Проверить не получалось.

      Проходили дни — Ренато ждал. И школьник Ренни, белокожий, белоголовый, ждал: будто кот у мышиной норы, подкарауливал события.

      Проходили дни, за каждый день юности платили другие — переставали быть. Но размеренный быт старика оставался неизменным, чудовище, летавшее кругом и пожиравшее саму память о людях не трогало пока самых близких Ренато.

      Чудовище, состоящее из пасти и глаз — следить и выхватывать жертву из толпы, так, чтобы никто не заметил…

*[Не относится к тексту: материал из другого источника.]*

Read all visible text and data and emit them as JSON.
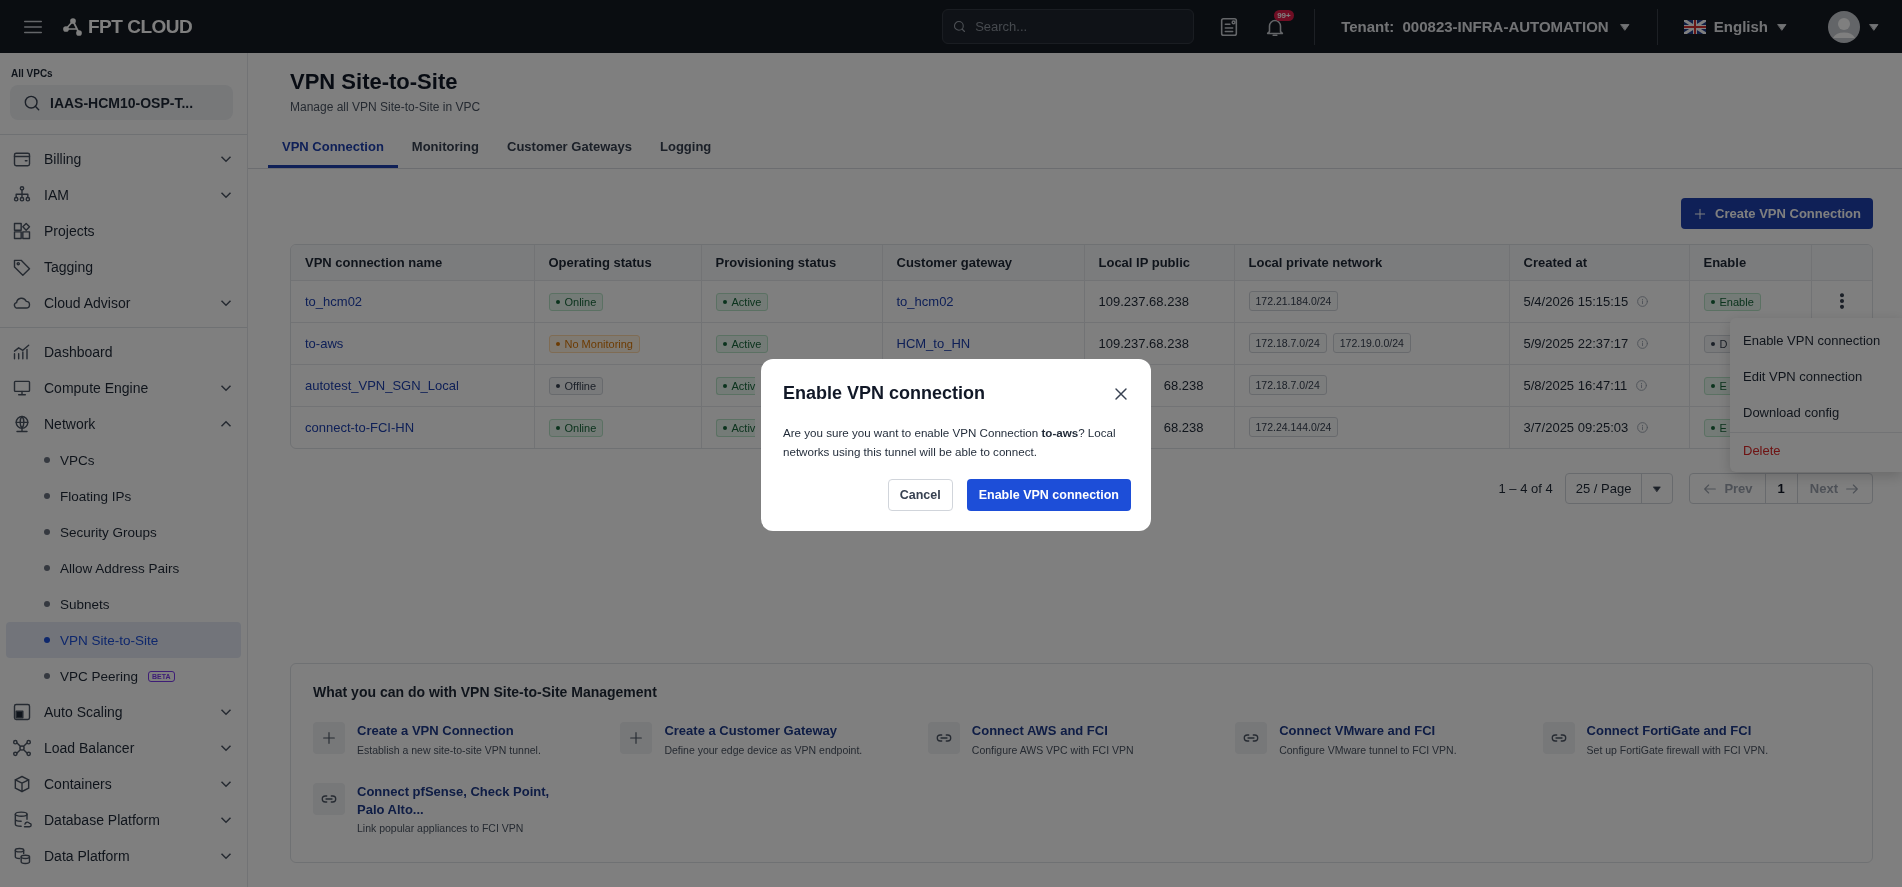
{
  "topbar": {
    "logo": "FPT CLOUD",
    "search": {
      "placeholder": "Search..."
    },
    "notifications": "99+",
    "tenant": "Tenant:  000823-INFRA-AUTOMATION",
    "language": "English"
  },
  "sidebar": {
    "label": "All VPCs",
    "vpc": "IAAS-HCM10-OSP-T...",
    "groups": [
      {
        "items": [
          {
            "label": "Billing",
            "expanded": false
          },
          {
            "label": "IAM",
            "expanded": false
          },
          {
            "label": "Projects"
          },
          {
            "label": "Tagging"
          },
          {
            "label": "Cloud Advisor",
            "expanded": false
          }
        ]
      },
      {
        "items": [
          {
            "label": "Dashboard"
          },
          {
            "label": "Compute Engine",
            "expanded": false
          },
          {
            "label": "Network",
            "expanded": true,
            "children": [
              {
                "label": "VPCs",
                "selected": false
              },
              {
                "label": "Floating IPs",
                "selected": false
              },
              {
                "label": "Security Groups",
                "selected": false
              },
              {
                "label": "Allow Address Pairs",
                "selected": false
              },
              {
                "label": "Subnets",
                "selected": false
              },
              {
                "label": "VPN Site-to-Site",
                "selected": true
              },
              {
                "label": "VPC Peering",
                "selected": false,
                "badge": "BETA"
              }
            ]
          },
          {
            "label": "Auto Scaling",
            "expanded": false
          },
          {
            "label": "Load Balancer",
            "expanded": false
          },
          {
            "label": "Containers",
            "expanded": false
          },
          {
            "label": "Database Platform",
            "expanded": false
          },
          {
            "label": "Data Platform",
            "expanded": false
          }
        ]
      }
    ]
  },
  "page": {
    "title": "VPN Site-to-Site",
    "subtitle": "Manage all VPN Site-to-Site in VPC"
  },
  "tabs": [
    {
      "label": "VPN Connection",
      "selected": true
    },
    {
      "label": "Monitoring",
      "selected": false
    },
    {
      "label": "Customer Gateways",
      "selected": false
    },
    {
      "label": "Logging",
      "selected": false
    }
  ],
  "create_button": "Create VPN Connection",
  "table": {
    "columns": [
      "VPN connection name",
      "Operating status",
      "Provisioning status",
      "Customer gateway",
      "Local IP public",
      "Local private network",
      "Created at",
      "Enable"
    ],
    "rows": [
      {
        "name": "to_hcm02",
        "operating": {
          "text": "Online",
          "kind": "success"
        },
        "provisioning": {
          "text": "Active",
          "kind": "success"
        },
        "gateway": "to_hcm02",
        "local_ip": "109.237.68.238",
        "covered": false,
        "networks": [
          "172.21.184.0/24"
        ],
        "created": "5/4/2026 15:15:15",
        "enable": {
          "text": "Enable",
          "kind": "success"
        },
        "menu_button": true
      },
      {
        "name": "to-aws",
        "operating": {
          "text": "No Monitoring",
          "kind": "warning"
        },
        "provisioning": {
          "text": "Active",
          "kind": "success"
        },
        "gateway": "HCM_to_HN",
        "local_ip": "109.237.68.238",
        "covered": false,
        "networks": [
          "172.18.7.0/24",
          "172.19.0.0/24"
        ],
        "created": "5/9/2025 22:37:17",
        "enable": {
          "text": "D",
          "kind": "neutral"
        }
      },
      {
        "name": "autotest_VPN_SGN_Local",
        "operating": {
          "text": "Offline",
          "kind": "neutral"
        },
        "provisioning": {
          "text": "Activ",
          "kind": "success"
        },
        "local_ip": "68.238",
        "covered": true,
        "networks": [
          "172.18.7.0/24"
        ],
        "created": "5/8/2025 16:47:11",
        "enable": {
          "text": "E",
          "kind": "success"
        }
      },
      {
        "name": "connect-to-FCI-HN",
        "operating": {
          "text": "Online",
          "kind": "success"
        },
        "provisioning": {
          "text": "Activ",
          "kind": "success"
        },
        "local_ip": "68.238",
        "covered": true,
        "networks": [
          "172.24.144.0/24"
        ],
        "created": "3/7/2025 09:25:03",
        "enable": {
          "text": "E",
          "kind": "success"
        }
      }
    ]
  },
  "row_menu": [
    {
      "label": "Enable VPN connection",
      "kind": "normal"
    },
    {
      "label": "Edit VPN connection",
      "kind": "normal"
    },
    {
      "label": "Download config",
      "kind": "normal"
    },
    {
      "label": "Delete",
      "kind": "danger"
    }
  ],
  "pagination": {
    "range": "1 – 4 of 4",
    "page_size": "25 / Page",
    "prev": "Prev",
    "page": "1",
    "next": "Next"
  },
  "help": {
    "title": "What you can do with VPN Site-to-Site Management",
    "actions": [
      {
        "kind": "create",
        "title": "Create a VPN Connection",
        "description": "Establish a new site-to-site VPN tunnel."
      },
      {
        "kind": "create",
        "title": "Create a Customer Gateway",
        "description": "Define your edge device as VPN endpoint."
      },
      {
        "kind": "link",
        "title": "Connect AWS and FCI",
        "description": "Configure AWS VPC with FCI VPN"
      },
      {
        "kind": "link",
        "title": "Connect VMware and FCI",
        "description": "Configure VMware tunnel to FCI VPN."
      },
      {
        "kind": "link",
        "title": "Connect FortiGate and FCI",
        "description": "Set up FortiGate firewall with FCI VPN."
      },
      {
        "kind": "link",
        "title": "Connect pfSense, Check Point, Palo Alto...",
        "description": "Link popular appliances to FCI VPN"
      }
    ]
  },
  "modal": {
    "title": "Enable VPN connection",
    "message": "Are you sure you want to enable VPN Connection **to-aws**? Local networks using this tunnel will be able to connect.",
    "cancel": "Cancel",
    "confirm": "Enable VPN connection"
  }
}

      Ненавязчивый вальс рассеивался в коридоре, сочась из кухни: мать слушала радио. На крыльцо, где Ренни устроился, музыка почти не доносилась.

Перед мальчиком лежала коллекция самых разных жуков — Ренни помнил, как все лето собирал ее по заданию учителя. Не похожие один на другого, наколотые на иглы, они казались не мертвыми, но искусственными. То черные, узкие, с длинными изогнутыми усами, то зеленоватые нарядные бронзовки, тяжеловесные даже в полете, то блеклые, смахивающие на пожухлый лист… Возиться с жуками было не слишком приятно, однако и не отвратительно — Ренни создавал коллекцию, словно собирал головоломку.


В той, прежней реальности, Ренни сдал работу учителю и получил за нее «отлично». Сейчас перед ним был шанс проверить, способен ли он сам изменить прошлое, или является не более чем персонажем фильма, запущенного невесть кем и невесть когда.